Hypoxia Suppresses Arsenic Trioxide-Induced Apoptosis in Human Acute Myeloid Leukemia Cells.

Abstract 3109

Poster Board III-46

Acute myeloid leukemia (AML) is a class of prevalent hematopoietic malignancies, which often remains incurable because of the development of drug resistance. Leukemic cells originated from hypoxic condition in bone marrow that gives a benefit to leukemic cells by protecting them from anti-cancer drugs through physical barrier and by induction of some survival signal mediators.

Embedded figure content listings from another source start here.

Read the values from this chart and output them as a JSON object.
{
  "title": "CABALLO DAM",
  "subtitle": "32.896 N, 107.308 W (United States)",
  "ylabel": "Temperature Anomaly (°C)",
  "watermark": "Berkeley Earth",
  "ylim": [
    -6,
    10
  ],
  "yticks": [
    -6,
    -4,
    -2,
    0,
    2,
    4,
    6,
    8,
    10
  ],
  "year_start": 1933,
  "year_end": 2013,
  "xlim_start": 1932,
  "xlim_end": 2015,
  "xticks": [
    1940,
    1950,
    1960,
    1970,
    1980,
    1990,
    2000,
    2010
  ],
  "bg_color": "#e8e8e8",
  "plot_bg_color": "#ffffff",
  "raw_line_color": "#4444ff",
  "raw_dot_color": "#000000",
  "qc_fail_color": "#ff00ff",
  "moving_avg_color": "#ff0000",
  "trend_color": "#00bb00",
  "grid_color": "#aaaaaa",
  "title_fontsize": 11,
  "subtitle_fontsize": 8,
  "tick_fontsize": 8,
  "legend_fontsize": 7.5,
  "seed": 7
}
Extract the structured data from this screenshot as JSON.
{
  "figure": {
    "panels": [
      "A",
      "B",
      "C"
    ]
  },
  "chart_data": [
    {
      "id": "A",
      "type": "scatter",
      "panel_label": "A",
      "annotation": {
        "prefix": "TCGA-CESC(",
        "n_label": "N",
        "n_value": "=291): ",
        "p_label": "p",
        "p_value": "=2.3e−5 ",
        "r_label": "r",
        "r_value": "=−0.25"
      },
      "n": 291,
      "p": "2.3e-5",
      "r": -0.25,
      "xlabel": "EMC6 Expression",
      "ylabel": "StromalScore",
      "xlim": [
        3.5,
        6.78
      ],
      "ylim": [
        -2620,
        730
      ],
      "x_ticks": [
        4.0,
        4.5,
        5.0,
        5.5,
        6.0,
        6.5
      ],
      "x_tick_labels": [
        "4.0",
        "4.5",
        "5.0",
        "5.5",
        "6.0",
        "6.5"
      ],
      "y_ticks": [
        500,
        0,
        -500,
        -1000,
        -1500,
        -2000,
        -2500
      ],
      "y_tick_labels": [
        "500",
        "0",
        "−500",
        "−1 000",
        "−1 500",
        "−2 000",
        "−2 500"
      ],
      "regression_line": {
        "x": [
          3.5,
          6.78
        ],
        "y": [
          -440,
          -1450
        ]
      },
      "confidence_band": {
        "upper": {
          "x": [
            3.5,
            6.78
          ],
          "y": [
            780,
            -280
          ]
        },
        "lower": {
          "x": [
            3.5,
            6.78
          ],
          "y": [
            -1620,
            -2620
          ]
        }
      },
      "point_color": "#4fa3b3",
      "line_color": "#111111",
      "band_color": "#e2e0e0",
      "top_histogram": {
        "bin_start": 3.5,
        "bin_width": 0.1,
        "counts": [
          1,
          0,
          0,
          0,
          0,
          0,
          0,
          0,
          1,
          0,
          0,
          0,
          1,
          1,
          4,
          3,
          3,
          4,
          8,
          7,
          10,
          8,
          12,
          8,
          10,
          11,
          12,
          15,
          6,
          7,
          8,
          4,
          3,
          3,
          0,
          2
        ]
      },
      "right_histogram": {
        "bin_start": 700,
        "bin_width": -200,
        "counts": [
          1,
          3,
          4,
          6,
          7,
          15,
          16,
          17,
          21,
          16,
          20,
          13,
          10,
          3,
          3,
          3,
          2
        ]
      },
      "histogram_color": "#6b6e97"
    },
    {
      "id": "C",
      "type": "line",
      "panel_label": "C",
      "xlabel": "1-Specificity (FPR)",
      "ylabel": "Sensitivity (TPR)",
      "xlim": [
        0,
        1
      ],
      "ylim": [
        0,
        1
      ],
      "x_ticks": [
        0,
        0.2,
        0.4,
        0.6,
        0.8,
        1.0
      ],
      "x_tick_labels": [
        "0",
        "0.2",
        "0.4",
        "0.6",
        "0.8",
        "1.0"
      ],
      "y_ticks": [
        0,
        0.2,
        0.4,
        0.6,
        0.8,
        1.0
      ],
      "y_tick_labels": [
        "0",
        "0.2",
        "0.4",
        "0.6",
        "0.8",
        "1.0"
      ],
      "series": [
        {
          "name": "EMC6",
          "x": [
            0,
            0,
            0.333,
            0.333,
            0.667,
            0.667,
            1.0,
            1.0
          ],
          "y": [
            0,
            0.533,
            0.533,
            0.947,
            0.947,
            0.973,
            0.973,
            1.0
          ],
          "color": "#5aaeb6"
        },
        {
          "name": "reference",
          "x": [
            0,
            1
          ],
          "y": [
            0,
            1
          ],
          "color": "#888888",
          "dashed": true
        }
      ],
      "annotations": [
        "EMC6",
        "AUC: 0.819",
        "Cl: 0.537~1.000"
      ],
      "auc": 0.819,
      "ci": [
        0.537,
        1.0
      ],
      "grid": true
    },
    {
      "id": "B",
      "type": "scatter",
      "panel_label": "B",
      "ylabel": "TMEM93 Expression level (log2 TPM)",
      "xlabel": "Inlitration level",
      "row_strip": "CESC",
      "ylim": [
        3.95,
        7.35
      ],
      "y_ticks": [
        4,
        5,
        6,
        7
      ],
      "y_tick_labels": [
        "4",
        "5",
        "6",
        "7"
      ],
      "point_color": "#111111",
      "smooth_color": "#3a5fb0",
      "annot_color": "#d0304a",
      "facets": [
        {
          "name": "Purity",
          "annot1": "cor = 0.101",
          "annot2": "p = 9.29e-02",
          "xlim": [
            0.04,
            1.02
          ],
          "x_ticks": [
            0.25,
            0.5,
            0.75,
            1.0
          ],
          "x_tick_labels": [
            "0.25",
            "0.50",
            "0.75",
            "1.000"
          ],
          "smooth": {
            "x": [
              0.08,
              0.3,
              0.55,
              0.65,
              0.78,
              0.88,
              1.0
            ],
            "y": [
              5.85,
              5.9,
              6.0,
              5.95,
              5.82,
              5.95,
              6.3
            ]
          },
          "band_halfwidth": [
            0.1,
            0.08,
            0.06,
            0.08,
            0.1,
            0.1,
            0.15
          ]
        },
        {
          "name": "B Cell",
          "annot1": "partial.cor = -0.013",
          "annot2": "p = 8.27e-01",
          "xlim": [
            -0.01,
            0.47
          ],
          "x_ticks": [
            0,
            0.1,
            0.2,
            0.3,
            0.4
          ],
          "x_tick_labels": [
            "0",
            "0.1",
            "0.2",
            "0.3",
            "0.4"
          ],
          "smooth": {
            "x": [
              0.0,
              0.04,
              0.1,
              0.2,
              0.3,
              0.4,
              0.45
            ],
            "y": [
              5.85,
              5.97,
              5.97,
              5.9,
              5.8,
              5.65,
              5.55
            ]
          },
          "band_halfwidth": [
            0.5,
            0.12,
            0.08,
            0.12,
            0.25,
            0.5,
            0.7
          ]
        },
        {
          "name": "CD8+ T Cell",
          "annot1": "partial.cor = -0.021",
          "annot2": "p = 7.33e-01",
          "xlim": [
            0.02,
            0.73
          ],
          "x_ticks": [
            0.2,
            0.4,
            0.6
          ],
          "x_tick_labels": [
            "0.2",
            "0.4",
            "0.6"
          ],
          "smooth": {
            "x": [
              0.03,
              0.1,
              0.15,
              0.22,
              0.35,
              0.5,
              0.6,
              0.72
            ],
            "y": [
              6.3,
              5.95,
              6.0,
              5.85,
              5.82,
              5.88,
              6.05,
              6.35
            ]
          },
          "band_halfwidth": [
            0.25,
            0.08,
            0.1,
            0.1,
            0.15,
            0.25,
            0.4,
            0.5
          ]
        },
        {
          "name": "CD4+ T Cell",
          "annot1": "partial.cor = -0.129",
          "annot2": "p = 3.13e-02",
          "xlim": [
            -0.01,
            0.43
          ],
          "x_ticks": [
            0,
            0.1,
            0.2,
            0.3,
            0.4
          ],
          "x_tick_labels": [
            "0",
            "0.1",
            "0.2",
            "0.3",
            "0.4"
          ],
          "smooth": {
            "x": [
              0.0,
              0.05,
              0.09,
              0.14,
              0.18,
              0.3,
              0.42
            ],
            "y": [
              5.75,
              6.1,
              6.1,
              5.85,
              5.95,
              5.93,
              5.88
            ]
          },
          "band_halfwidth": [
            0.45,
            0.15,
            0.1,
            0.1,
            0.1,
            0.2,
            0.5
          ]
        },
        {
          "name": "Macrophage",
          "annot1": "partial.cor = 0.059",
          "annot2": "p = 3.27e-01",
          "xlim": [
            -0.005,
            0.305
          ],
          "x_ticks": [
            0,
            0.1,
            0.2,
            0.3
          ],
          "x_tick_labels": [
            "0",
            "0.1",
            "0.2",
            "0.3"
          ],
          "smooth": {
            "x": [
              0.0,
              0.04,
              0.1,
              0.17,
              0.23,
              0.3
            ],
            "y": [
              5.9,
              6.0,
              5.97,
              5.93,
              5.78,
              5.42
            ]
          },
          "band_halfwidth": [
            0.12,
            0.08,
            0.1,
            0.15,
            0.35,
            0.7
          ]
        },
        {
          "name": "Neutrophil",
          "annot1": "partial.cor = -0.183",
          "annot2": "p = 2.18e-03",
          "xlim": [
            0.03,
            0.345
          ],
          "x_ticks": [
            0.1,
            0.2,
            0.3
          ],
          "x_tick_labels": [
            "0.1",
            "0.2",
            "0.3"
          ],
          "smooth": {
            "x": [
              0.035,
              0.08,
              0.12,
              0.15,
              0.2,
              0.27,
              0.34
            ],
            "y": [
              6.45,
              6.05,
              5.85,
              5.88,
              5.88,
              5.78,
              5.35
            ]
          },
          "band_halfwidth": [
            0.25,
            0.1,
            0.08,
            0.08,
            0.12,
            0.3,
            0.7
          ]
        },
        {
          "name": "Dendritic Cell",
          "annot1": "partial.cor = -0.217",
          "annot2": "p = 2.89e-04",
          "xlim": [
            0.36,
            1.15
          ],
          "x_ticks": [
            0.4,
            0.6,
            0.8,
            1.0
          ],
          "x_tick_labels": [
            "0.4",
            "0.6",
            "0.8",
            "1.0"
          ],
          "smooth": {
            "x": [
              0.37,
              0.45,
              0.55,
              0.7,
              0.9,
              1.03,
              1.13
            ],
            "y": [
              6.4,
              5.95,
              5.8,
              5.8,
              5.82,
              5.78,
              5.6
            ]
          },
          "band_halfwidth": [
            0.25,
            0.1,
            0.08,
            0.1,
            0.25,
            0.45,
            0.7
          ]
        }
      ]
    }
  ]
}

As the development of drug resistance is a key element in the failure of chemotherapy for leukemia, it has been studied about many factors make leukemic cells resist to chemotherapeutic drugs. However, effect of hypoxia on drug induced apoptosis is still poorly understood. Here, we investigated whether hypoxia affects the resistance to drugs in leukemic cells and whether hypoxia has some role in drug-induced apoptosis. To demonstrate whether hypoxia influences the apoptosis of human leukemic cells induced by chemotherapeutic drugs, the human AML cell lines (U937, HL-60, CCRF-CEM and K562) were treated with arsenic trioxide (ATO), actinomycin-D, 17-AAG, valproic acid and cytrabine under hypoxic condition and hypoxiamimetic agent cobalt chloride (CoCl2). Cellular proliferation was evaluated by methyl thiazolyl tetrazolium (MTT) assay. Subsequently, FACS analysis and western blot were performed to investigate the apoptosis related proteins. Among AML cell lines, HL-60 cells became resistant to apoptosis induced by chemotherapeutic drug, especially ATO, under the hypoxic condition. It was demonstrated through FACS analysis that level of Annexin-V staining in hypoxia (13.58%) was lower than in normoxia (29.07%). Also, among many apoptosis related molecules, activation of HIF-1 alpha under hypoxic condition was associated with the cell survival (HSP70) and apoptosis (BAX). Expression of HSP70 was increased and the level of BAX was dramatically down-regulated by HSP70 in ATO treated HL-60 cells. These data show that the hypoxia increases resistance to ATO induced apoptosis and the effect was mediated by HSP70/BAX dependent pathway. Collectively, this results provided several lines of direct evidence for the role of hypoxia on apoptosis of AML cells, in which HSP 70 and BAX elicit a role as an effector downstream to HIF-1alpha. These discoveries would shed new insights for understanding underlying mechanisms of hypoxia and designing new therapeutic strategy for AML.